Independence...Integrity...Value

Self Financing – Planning the Transition

July 2011

Communities & Local Government published a policy document: ‘Self-Financing – Planning the Transition’ on 28th July 2011. This paper updates the policy and implementation arrangements set out in the document ‘Implementing self- Financing for Council Housing’ published in February 2011 and follows papers issued by the former Labour government as well as the current coalition government.

This paper summarises ‘Self-Financing – Planning the Transition’.

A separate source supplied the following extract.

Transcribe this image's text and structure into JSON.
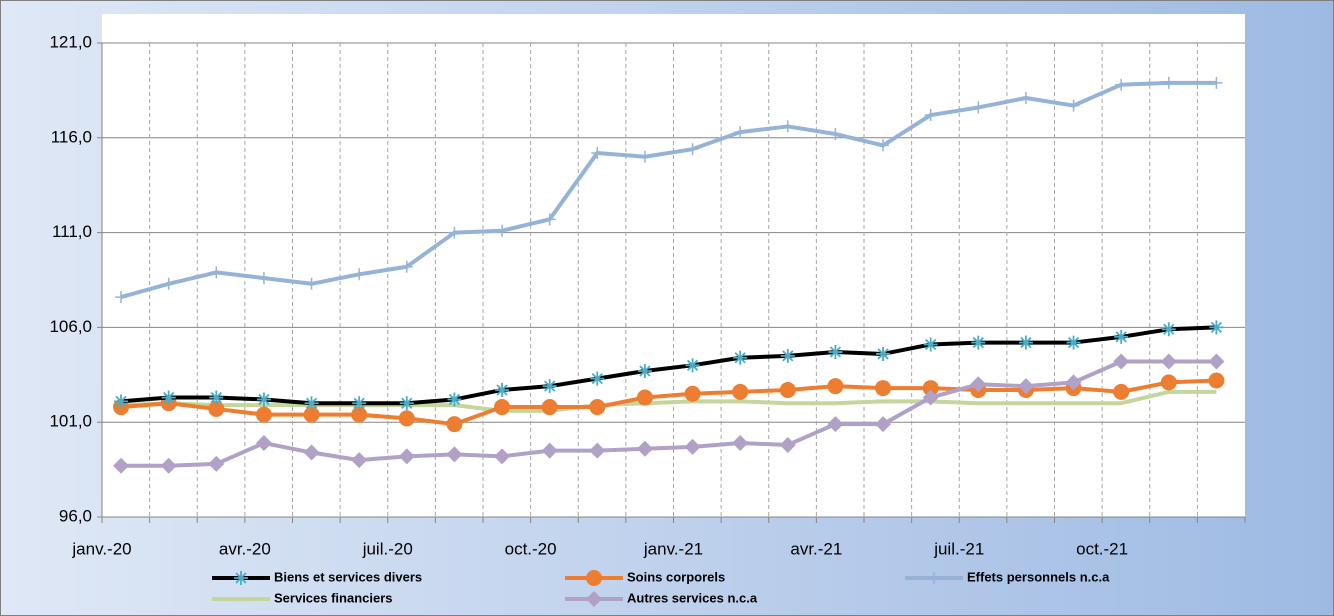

The purpose of the policy document is to:

  • Provide local authorities with the detailed information they need to prepare for and achieve a successful transition to self-financing
  • Provide an update on the wider policy and accounting context within which self-financing will operate

The policy document contains sections on:

  • The Valuation
  • Limit on indebtedness
  • The payment arrangements
  • Closing down the subsidy system
  • Accounting and regulatory framework
  • Improving accountability and the decent homes standard
  • Related policy developments
  • Transfer policy
  • Consents and disposals

The main issues arising from this policy document for local authorities are:

  • The likely increase in the self-financing valuation at the time of the draft determination in November 2011 and the consequent need to carry out a sensitivity analysis surrounding the level of the valuation and other risks in business plans
  • The practical arrangements for making and receiving payments and taking out loans
  • The mechanism for depreciation and calculating the transfer to the major repairs reserve on which a consultation paper is expected from the Chartered Institute of Public Finance & Accountancy.
  • How the two loans pools will operate. A consultation paper on this is expected from the Chartered Institute of Public Finance & Accountancy.
  • How local authorities will be able to address the achievement of the Decent Homes Standard (where this has not already been achieved) in the absence of sufficient capital grants, the presence of the debt cap and the government’s new approach to the financing of stock transfers.